My new chair would also have to have leather upholstery. "Leather" – what a word! My pursuit of that precious substance opened my eyes to the nether world of furniture coverings. About 90% of the LEATHER RECLINERS one sees advertised are not actually made of leather. Most of them are to leather what particle board is to a walnut slab. They are made of cowhide scraps that have been mixed with bonding agents, like latex or polyuretane, pressed to shape, and polished. Here are some of the creative industry terms that manufacturers use to deceive shoppers: Leatherette, Faux Leather, Vegan Leather, Pleather, Bonded Leather, Blended Leather, LeatherSoft, Vintage Leather, and (my favorite), PU Leather (polyurethane).

When I first saw online that Raymour & Flanigan chair which resembled mine, I almost ordered it for delivery. But since I've been vaccinated twice, and felt like going out for the first time, I decided to drive to Jenkintown and give the chair a sit-test. It didn't feel right. Light in the loafers. I didn't buy it. That canceled any further fantasies of ordering a chair online that I'd not sat in.

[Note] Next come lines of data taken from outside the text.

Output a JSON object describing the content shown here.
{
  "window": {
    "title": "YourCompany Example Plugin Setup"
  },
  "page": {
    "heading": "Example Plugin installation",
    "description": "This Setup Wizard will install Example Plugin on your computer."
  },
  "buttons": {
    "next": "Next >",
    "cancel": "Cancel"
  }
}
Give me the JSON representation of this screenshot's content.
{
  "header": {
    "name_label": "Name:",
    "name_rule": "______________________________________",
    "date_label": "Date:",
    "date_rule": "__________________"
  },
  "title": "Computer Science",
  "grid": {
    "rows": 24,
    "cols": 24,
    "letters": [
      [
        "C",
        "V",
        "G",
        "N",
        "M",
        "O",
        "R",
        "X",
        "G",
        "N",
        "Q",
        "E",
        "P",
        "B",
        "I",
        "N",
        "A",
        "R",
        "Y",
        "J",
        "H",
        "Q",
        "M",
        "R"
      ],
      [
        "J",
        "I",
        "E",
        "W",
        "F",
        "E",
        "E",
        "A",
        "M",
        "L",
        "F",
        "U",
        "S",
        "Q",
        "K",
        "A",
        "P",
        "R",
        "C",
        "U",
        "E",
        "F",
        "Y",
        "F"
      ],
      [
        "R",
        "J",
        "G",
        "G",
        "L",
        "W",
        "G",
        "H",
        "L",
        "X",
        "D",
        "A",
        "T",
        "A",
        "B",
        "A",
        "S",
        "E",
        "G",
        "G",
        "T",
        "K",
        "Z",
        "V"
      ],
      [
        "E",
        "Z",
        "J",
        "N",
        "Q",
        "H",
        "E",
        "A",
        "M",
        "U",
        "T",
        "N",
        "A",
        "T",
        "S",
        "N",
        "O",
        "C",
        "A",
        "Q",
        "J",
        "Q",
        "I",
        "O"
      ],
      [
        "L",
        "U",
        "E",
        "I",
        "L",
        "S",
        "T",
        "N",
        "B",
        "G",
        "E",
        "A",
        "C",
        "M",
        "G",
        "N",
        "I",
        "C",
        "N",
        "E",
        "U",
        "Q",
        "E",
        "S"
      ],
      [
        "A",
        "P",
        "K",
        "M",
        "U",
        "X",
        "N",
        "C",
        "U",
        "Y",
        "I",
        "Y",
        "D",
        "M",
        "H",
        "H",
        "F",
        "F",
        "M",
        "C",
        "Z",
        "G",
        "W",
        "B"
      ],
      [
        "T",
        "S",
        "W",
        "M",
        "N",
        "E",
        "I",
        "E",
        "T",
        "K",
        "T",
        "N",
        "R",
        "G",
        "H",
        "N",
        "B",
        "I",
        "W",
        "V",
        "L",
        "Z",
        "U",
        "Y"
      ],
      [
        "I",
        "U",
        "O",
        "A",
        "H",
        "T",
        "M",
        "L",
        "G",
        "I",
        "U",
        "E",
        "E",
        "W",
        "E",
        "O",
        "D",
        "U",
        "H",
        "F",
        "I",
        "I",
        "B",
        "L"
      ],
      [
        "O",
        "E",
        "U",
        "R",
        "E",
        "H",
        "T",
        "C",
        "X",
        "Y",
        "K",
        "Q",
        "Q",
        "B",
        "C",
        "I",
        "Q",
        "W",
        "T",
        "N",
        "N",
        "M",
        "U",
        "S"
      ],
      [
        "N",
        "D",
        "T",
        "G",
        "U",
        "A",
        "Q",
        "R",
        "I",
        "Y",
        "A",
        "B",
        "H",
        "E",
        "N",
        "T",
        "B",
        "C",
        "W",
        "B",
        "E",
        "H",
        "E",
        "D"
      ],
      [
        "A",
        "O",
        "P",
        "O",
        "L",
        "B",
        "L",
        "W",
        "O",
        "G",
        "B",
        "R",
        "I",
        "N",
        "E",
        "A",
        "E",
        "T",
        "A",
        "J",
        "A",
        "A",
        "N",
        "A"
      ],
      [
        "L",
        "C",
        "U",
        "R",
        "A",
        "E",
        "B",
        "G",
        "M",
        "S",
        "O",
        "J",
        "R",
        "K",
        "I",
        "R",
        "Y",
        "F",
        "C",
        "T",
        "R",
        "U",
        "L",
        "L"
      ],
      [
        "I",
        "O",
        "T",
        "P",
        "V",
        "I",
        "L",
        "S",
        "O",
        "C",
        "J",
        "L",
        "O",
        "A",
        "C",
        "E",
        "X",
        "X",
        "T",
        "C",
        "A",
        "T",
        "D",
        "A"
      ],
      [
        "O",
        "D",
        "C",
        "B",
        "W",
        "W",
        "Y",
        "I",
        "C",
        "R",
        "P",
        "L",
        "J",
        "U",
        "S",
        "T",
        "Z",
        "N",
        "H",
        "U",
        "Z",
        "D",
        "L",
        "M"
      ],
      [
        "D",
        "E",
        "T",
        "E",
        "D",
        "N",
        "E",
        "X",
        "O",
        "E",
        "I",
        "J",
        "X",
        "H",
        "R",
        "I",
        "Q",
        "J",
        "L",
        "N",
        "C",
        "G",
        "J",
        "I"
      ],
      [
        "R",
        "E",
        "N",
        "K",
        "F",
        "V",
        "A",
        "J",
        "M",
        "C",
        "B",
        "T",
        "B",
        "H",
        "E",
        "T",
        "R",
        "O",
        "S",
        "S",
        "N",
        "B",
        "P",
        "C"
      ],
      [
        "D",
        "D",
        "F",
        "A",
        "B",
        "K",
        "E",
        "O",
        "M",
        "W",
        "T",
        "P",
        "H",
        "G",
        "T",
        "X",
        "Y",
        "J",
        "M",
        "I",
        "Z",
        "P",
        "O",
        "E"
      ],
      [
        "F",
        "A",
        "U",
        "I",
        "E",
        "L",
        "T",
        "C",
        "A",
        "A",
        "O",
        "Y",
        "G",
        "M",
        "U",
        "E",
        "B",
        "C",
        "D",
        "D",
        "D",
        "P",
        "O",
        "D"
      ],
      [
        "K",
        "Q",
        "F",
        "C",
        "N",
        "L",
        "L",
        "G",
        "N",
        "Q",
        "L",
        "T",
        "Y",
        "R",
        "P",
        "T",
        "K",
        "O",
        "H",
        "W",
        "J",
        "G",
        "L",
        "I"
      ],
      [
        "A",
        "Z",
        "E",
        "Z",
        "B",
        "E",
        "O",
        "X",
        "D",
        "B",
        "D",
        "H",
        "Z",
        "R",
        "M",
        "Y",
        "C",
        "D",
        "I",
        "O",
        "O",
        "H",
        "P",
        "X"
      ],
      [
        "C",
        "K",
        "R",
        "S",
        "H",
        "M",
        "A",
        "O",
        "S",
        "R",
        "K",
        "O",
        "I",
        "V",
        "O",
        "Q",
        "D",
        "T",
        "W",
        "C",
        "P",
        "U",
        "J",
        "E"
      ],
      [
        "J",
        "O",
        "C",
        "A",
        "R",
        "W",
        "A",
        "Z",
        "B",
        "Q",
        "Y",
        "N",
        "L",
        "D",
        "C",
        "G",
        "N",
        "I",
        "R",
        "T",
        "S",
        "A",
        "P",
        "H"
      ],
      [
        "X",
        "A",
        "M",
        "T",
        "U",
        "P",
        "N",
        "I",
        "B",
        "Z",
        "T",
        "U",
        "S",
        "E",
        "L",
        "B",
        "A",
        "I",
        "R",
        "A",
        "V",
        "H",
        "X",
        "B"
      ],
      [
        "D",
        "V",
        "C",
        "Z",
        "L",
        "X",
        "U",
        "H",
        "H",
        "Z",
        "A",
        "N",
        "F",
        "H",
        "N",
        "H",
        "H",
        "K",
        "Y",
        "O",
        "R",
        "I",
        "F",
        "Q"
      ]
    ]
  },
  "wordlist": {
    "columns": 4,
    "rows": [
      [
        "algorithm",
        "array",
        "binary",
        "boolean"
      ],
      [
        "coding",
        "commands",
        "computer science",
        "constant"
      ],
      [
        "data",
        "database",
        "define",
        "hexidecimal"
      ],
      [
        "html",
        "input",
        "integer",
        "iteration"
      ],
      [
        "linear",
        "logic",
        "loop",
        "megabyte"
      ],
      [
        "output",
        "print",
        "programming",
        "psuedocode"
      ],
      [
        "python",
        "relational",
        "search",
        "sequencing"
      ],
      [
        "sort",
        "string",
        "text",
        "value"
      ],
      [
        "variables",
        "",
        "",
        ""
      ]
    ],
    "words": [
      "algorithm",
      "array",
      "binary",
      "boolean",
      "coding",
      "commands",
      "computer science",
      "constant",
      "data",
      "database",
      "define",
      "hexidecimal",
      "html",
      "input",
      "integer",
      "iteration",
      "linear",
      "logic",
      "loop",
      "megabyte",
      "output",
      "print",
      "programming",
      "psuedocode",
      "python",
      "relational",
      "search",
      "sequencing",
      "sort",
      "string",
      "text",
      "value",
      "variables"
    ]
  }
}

However, my choosiness was challenged that night when a snide mirror mocked my dreams of immortality. I used to think it was a funny line when my former father-in-law would wisecrack, "I'm so old I don't even buy green bananas anymore."  (He meant he wouldn't last until they ripened.) Hmmm. Why was I insistent on leather? For its longevity? Precisely that which I am in short supply of. As it gets harder to blow out one's birthday candles each passing year, one hesitates to buy things durable goods. So, yes, why leather? Was it that necessary to be a purist about upholstery?

I took another look at the picture I'd seen on Home Depot's website for a "Contemporary Brown Vintage Leather Recliner and Ottoman with Swiveling Mahogany Wood base." Only $316.77. According to their ad, it could be used in a living room, bedroom, sewing room, or "man cave." Man cave. Me? At last! Yes! A chair's a chair. And this one was cheap. And lived nearby. Though it was pouring rain last Friday, I wasn't getting any younger. I grabbed my raincoat and drove to the store.

I wandered the huge, busy, concrete floors for a while, stimulated by all the new construction materials I saw. I thought about building a new deck for my patio, or putting a wing on the house, and maybe even installing a, yes: man cave. But after ten minutes of ambling I hadn't found the living room furniture department. I stopped to ask one of the orange-vested workers where it was. The mustachioed, burly, gray-haired man looked at me like I was trying to kid him and sort of laughed. He said there was no living room furniture department, did I mean patio furniture? No, I said, I'd seen it online. Maybe, he said, but online and here are two different things. Oh. I wouldn't be able give it a trial sitting. What a wasted trip.  I wandered back to my car in the rain, wondering what was I going to do. Could my chair be saved?